記事詳細
【関西の議論】
パンチラ・ビキニ姿“萌え美少女”電車が堂々と街を走る…アニメ「中二病」キャラ大展開した「京阪電鉄」の挑戦と滋賀の〝寛容〟

石坂線のラッピング電車は、今年度予定分も含め、18年間で155件にのぼる。特に22年ごろからは年間で20件前後のラッピング電車を企画。同鉄道部の担当者は「今では、15編成のうち半分以上がラッピング電車。他の鉄道会社と比べても多いのではないでしょうか。沿線のみなさんも『また新しいのが走った』と、当たり前に受け止めていただいています」と話す。
大津の寛容さに支えられて
京阪によると、京都市内や大阪府下を走る本線をはじめ、他の路線でもラッピング電車を運行しているが、ここまで“連発”できるのは石坂線だからこそ。その理由は、石坂線は2両編成のため、ラッピング材を用意するのが少なくて済むこと。さらに大津の寛容さがあげられる。お隣の京都は景観規制が厳しく、京都市内を走る路線では派手なラッピングはタブーだが、大津はそれほど厳しくない。
加えて、滋賀県が18年度から全日制普通科高校の通学区域をなくしたことで、沿線に高校の多い石坂線は通学客が増加傾向。マンションも増えており、鉄道が地元の足として確立している。このため安定した経営基盤に支えられ、遊び心を楽しむ余裕もあるのだという。
「けいおん!」にあった拒否感が…
こうした背景もあり、大津の街にすっかりなじんだラッピング電車。これまで地元だけでなく県外からも大きな反響があったのは、「中二病」と同じく滋賀県が舞台となった人気アニメ「けいおん!」のラッピング電車だった。
23年8月に走り始めたところ、発着駅の浜大津駅近くには一眼レフカメラを持ったファンとおぼしき男性らがずらり。イラスト入りの特製乗車券を限定で7千枚販売すれば、初日にファンが約500メートルも列をつくった。
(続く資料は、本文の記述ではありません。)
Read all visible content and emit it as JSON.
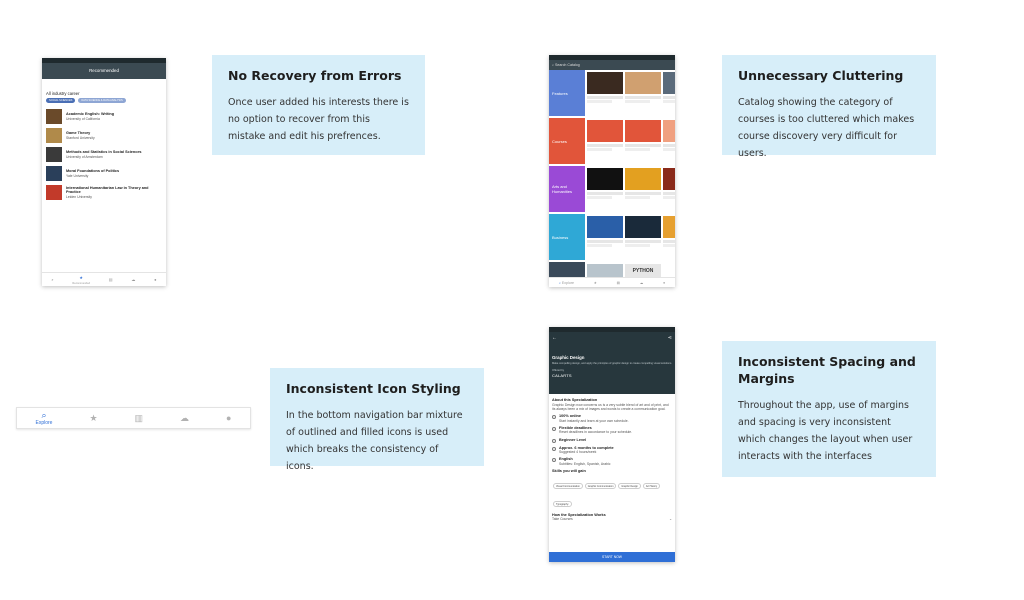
{
  "cards": {
    "errors": {
      "title": "No Recovery from Errors",
      "body": "Once user added his interests there is no option to recover from this mistake and edit his prefrences."
    },
    "clutter": {
      "title": "Unnecessary Cluttering",
      "body": "Catalog showing the category of courses is too cluttered which makes course discovery very difficult for users."
    },
    "icons": {
      "title": "Inconsistent Icon Styling",
      "body": "In the bottom navigation bar mixture of outlined and filled icons is used which breaks the consistency of icons."
    },
    "spacing": {
      "title": "Inconsistent Spacing and Margins",
      "body": "Throughout the app, use of margins and spacing is very inconsistent which changes the layout when user interacts with the interfaces"
    }
  },
  "phone1": {
    "header": "Recommended",
    "section": "All industry career",
    "chips": [
      "SOCIAL SCIENCES",
      "DATA SCIENCE & DATA ANALYSIS"
    ],
    "rows": [
      {
        "title": "Academic English: Writing",
        "sub": "University of California",
        "color": "#6a4a2a"
      },
      {
        "title": "Game Theory",
        "sub": "Stanford University",
        "color": "#b08a4a"
      },
      {
        "title": "Methods and Statistics in Social Sciences",
        "sub": "University of Amsterdam",
        "color": "#3a3a3a"
      },
      {
        "title": "Moral Foundations of Politics",
        "sub": "Yale University",
        "color": "#2a3f5a"
      },
      {
        "title": "International Humanitarian Law in Theory and Practice",
        "sub": "Leiden University",
        "color": "#c23a2a"
      }
    ],
    "nav": [
      "Q",
      "Recommended",
      "",
      "",
      ""
    ]
  },
  "phone2": {
    "search": "Search Catalog",
    "categories": [
      {
        "label": "Features",
        "color": "#5a7fd6"
      },
      {
        "label": "Courses",
        "color": "#e1553a"
      },
      {
        "label": "Arts and Humanities",
        "color": "#9a4ad6"
      },
      {
        "label": "Business",
        "color": "#2fa8d6"
      }
    ],
    "python": "PYTHON",
    "nav": "Explore"
  },
  "phone3": {
    "title": "Graphic Design",
    "desc": "Make compelling design, and apply the principles of graphic design to create compelling visual solutions.",
    "offered": "Offered by",
    "offeredBy": "CALARTS",
    "about": "About this Specialization",
    "aboutBody": "Graphic Design now concerns us is a very subtle blend of art and of print, and its always been a mix of images and words to create a communication goal.",
    "features": [
      {
        "t": "100% online",
        "s": "Start instantly and learn at your own schedule."
      },
      {
        "t": "Flexible deadlines",
        "s": "Reset deadlines in accordance to your schedule."
      },
      {
        "t": "Beginner Level",
        "s": ""
      },
      {
        "t": "Approx. 6 months to complete",
        "s": "Suggested 4 hours/week"
      },
      {
        "t": "English",
        "s": "Subtitles: English, Spanish, Arabic"
      }
    ],
    "skillsTitle": "Skills you will gain",
    "skills": [
      "Visual Communication",
      "Graphic Communication",
      "Graphic Design",
      "Art History",
      "Typography"
    ],
    "works": "How the Specialization Works",
    "take": "Take Courses",
    "cta": "START NOW"
  },
  "navstrip": {
    "explore": "Explore"
  }
}
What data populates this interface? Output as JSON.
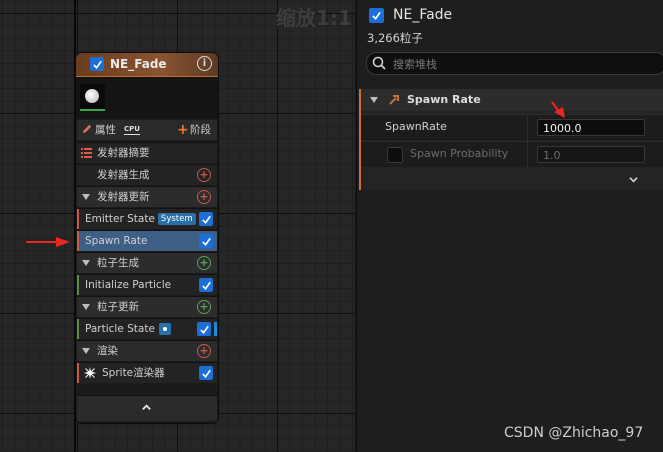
{
  "graph": {
    "zoom_label": "缩放1:1"
  },
  "node": {
    "title": "NE_Fade",
    "enabled": true,
    "properties_label": "属性",
    "cpu_label": "CPU",
    "stage_label": "阶段",
    "emitter_summary_label": "发射器摘要",
    "rows": {
      "emitter_spawn": "发射器生成",
      "emitter_update": "发射器更新",
      "emitter_state": "Emitter State",
      "emitter_state_tag": "System",
      "spawn_rate": "Spawn Rate",
      "particle_spawn": "粒子生成",
      "initialize_particle": "Initialize Particle",
      "particle_update": "粒子更新",
      "particle_state": "Particle State",
      "render": "渲染",
      "sprite_renderer": "Sprite渲染器"
    }
  },
  "panel": {
    "title": "NE_Fade",
    "particle_count": "3,266粒子",
    "search_placeholder": "搜索堆栈",
    "section_title": "Spawn Rate",
    "properties": [
      {
        "label": "SpawnRate",
        "value": "1000.0",
        "enabled": true
      },
      {
        "label": "Spawn Probability",
        "value": "1.0",
        "enabled": false
      }
    ]
  },
  "watermark": "CSDN @Zhichao_97",
  "colors": {
    "accent_blue": "#1d6fd6",
    "node_header": "#8a5430",
    "selected_row": "#3d5f86",
    "arrow_red": "#e8281e"
  }
}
ただ実は(というべきか、やはり、というべきか)、ラッピングに対する苦情もあった。「けいおん!」は「中二病」に比べてソフトなデザインだったが、まだ沿線に“免疫”がなかったせいか、「落ちつかへん」「乗っていられない」といった意見が繰り返し寄せられた。「中二病」も刺激的であるがゆえ、賛否はあるようだ。